Is Why Johnny Can’t Read still used to teach reading?

Why Johnny Can’t Read is a book by Rudolph Flesch, Ph. D., a readability expert in the US from the 1950s until his death in the 1980’s. This book advocated a phonics-based approach to learning to read when most American children were learning the “look-see” approach of memorizing the look of a word. Today Flesch’s approach is out of favor if used alone, but if it is used in combination with some other approaches, it can be part of a good approach to teaching reading.

However, kids hate it.

CVC words that end in _ch and _ook.

To enlarge, click on the picture.

Flesch’s approach is to break down phonics into sounds which correspond with letters, and to teach lists of the same sound. One of the beginning lessons is a list of several columns of short a CVC words; it is followed by a page each of the other short vowel sounds. Then the short vowels are mixed together, two vowel sounds at a time. Gradually all the sounds of English are introduced through lists of words which use those sounds.

The problem is that reading lists is boring for children. They find it hard to stay focused for more than a few minutes on such a task, so if that is the only strategy, kids resist these lessons.

Other reading programs have taken Flesch’s idea and have presented the lists a different way. One of the most successful is Explode the Code. For a lesson on bl, cl, fl and gl bends, for example, there are nine pages of activities. On one page the word to be learned is to the left, and to the right are three pictures, one of which illustrates the word. The child needs to circle the correct picture. On the next page the student sees a word on the left and needs to circle the same word (one of three) on the right. On another page the student fills in the blank with a word which is illustrated to the left. On another page the student answers a question using one of the blend words. Students prefer the variety that this approach takes.

When I teach reading to beginners, I use a combination of Flesch’s ideas and others. I don’t use his long list of words, but sometimes I give my students one column of his lists. For variety, I put words on index cards which the child can hold and shuffle, so the child has more control. Again, I limit the number.

I taught my three children how to read using the lists at the back of Why Johnny Can’t Read, so I will always be grateful to Flesch, his research, and his simple, straight-forward approach to teaching phonics. As a writer, I am grateful for his guides on how to write plain English.

Should I give my beginning reader spelling tests?

Little children love to show that they are growing up.  If they have older siblings, they have probably watched them write their spelling words and have heard you pretest them on those words.  Since the whole idea of testing is new and “grown-up,” of course they want to be part of it.

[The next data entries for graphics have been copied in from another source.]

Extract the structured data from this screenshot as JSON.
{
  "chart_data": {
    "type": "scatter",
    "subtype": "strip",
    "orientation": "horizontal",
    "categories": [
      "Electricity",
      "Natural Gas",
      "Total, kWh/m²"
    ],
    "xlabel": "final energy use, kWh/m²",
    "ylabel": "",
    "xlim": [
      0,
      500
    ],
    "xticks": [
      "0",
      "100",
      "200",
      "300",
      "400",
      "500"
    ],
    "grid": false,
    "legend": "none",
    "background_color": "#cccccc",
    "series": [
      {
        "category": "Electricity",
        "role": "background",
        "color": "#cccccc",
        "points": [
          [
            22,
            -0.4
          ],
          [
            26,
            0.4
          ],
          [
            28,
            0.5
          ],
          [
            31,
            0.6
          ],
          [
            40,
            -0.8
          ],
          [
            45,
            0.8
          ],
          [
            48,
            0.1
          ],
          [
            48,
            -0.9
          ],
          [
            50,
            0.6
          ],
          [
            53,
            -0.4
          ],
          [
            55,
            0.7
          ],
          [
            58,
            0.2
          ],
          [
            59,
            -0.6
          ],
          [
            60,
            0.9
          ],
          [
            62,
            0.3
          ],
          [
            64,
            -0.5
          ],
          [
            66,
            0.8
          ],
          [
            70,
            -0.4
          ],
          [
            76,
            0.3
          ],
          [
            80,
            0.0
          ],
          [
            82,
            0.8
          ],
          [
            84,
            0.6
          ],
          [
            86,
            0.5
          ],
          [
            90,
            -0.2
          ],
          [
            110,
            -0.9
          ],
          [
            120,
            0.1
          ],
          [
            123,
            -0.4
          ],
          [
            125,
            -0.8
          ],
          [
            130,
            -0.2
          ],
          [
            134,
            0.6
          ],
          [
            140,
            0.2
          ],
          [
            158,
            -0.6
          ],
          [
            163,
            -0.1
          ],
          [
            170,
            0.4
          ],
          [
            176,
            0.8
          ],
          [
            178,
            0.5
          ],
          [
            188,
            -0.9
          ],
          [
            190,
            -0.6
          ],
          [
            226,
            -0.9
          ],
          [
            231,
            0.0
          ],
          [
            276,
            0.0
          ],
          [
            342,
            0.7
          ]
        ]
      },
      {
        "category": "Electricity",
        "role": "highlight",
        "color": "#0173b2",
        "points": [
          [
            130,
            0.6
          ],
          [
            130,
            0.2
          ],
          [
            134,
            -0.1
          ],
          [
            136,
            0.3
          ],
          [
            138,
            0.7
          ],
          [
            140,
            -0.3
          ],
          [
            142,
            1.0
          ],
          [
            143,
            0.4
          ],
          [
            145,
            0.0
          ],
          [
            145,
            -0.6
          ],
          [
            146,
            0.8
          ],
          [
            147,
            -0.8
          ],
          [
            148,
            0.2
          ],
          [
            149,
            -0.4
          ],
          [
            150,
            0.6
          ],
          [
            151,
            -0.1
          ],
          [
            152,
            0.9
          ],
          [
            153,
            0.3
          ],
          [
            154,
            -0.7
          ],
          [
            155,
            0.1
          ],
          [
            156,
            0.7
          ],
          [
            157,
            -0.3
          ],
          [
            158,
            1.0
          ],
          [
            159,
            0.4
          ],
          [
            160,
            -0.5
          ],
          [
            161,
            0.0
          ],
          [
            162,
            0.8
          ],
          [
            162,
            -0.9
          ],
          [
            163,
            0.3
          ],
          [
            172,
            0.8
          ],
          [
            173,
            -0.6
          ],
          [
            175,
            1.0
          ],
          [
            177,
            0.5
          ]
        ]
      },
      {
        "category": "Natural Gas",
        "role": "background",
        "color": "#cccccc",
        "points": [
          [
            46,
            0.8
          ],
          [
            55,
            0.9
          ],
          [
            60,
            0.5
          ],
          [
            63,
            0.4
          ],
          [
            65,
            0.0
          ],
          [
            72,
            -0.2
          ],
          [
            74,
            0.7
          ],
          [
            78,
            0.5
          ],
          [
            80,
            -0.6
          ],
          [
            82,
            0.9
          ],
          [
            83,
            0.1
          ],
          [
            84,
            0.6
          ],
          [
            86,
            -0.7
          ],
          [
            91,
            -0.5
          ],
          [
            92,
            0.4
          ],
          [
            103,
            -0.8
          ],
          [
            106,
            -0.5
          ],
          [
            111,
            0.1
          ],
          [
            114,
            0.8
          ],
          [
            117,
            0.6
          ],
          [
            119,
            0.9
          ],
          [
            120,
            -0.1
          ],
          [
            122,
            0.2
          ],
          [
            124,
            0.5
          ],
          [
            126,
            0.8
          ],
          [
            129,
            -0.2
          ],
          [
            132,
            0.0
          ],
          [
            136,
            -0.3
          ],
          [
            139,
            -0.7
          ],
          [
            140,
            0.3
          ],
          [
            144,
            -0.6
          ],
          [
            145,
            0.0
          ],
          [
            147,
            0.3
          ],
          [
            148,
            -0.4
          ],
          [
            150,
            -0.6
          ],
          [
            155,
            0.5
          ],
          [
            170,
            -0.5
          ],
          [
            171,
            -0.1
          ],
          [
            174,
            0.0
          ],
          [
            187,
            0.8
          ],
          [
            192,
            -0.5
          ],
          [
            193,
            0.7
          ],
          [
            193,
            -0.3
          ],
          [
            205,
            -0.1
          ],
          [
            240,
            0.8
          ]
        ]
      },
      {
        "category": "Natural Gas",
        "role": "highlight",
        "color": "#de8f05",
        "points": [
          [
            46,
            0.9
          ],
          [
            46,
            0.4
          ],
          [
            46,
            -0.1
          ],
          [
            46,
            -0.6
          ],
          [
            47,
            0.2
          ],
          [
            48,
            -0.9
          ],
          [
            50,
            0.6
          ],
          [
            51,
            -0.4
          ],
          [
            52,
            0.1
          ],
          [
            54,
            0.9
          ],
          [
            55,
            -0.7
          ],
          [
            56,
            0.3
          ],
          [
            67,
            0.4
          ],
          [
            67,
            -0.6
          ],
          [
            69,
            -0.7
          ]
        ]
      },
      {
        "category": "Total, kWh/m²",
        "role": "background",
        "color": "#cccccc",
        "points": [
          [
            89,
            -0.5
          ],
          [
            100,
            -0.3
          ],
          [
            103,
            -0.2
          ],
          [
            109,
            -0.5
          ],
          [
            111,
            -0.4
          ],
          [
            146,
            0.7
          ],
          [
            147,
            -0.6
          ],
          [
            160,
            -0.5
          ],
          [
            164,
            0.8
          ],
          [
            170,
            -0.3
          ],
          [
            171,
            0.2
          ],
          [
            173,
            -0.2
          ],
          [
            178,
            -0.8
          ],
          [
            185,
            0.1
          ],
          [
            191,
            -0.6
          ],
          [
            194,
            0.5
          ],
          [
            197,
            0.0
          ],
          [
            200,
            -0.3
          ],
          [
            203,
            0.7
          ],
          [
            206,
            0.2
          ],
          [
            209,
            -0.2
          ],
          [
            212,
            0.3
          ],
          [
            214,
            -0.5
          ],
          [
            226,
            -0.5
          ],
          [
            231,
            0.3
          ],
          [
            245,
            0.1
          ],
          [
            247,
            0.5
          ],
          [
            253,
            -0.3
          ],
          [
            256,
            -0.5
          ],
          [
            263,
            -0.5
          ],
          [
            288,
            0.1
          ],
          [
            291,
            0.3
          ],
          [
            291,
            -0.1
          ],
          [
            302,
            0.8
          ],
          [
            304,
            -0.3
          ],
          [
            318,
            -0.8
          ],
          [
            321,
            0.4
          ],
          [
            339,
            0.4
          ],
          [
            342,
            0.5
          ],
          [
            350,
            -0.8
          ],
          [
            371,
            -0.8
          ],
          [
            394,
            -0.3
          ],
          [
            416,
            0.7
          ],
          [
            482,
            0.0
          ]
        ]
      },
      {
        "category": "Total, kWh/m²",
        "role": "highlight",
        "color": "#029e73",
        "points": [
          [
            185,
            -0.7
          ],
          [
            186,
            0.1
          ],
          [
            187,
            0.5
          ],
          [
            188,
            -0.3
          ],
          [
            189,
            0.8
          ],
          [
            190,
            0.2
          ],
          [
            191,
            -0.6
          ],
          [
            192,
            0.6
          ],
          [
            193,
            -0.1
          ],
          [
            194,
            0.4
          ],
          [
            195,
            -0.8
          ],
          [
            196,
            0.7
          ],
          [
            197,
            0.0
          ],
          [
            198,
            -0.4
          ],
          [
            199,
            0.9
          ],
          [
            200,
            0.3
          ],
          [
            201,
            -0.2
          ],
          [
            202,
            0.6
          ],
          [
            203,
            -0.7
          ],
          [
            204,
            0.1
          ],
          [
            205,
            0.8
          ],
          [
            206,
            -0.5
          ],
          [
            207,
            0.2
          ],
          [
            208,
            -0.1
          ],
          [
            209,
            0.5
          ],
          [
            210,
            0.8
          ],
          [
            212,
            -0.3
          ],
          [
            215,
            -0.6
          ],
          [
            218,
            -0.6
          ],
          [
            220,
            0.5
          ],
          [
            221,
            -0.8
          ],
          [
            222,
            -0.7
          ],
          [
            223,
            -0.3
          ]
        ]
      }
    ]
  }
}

Young child writing C-A-T.

Click on the picture to enlarge it.

Rudolph Flesch, the proponent of teaching a phonics-based reading system in the mid-20th century, advocated teaching spelling at the same time as reading.  His position was, if the child can read a word, he can spell it.

But how to test?  Here is one way to make spelling tests games.

  • Cut out little pictures of words to be tested—cat, hat, bat—and paste them on a sheet of paper with a number next to each picture.  Five to ten pictures per page is plenty.  Then have the child spell the word orally to you, or if the child can write her letters, have the child write the answers on a separate piece of paper.
  • Start by using all rhyming words—bat, cat, fat, hat, mat, pat, rat, sat; can, fan, man, pan, ran, tan, van; big, dig, pig, wig, for example.  Then, when you are sure the child had mastered the rhyming words, mix up words of the same vowel sound.  If the child is successful, then mix various CVC words on the test.  This method ensures success for the child and gives her confidence before she faces words with varying vowels.
  • If the child is writing the spelling words, you do not need to be nearby—a plus for the child’s independence.
  • Or you can go online to have a similar experience using a computer.
  • At www.mrskilburnkiddos.wordpress.com/reading/CVC-words , you can see photos of another type of spelling test.  A picture of a CVC word is glued on an index card.  Below the picture are three squares where the child can spell the word with letter tiles.  Several index cards are joined together with a ring to form a single test.  You would need to use this idea as a pattern to create the test yourself.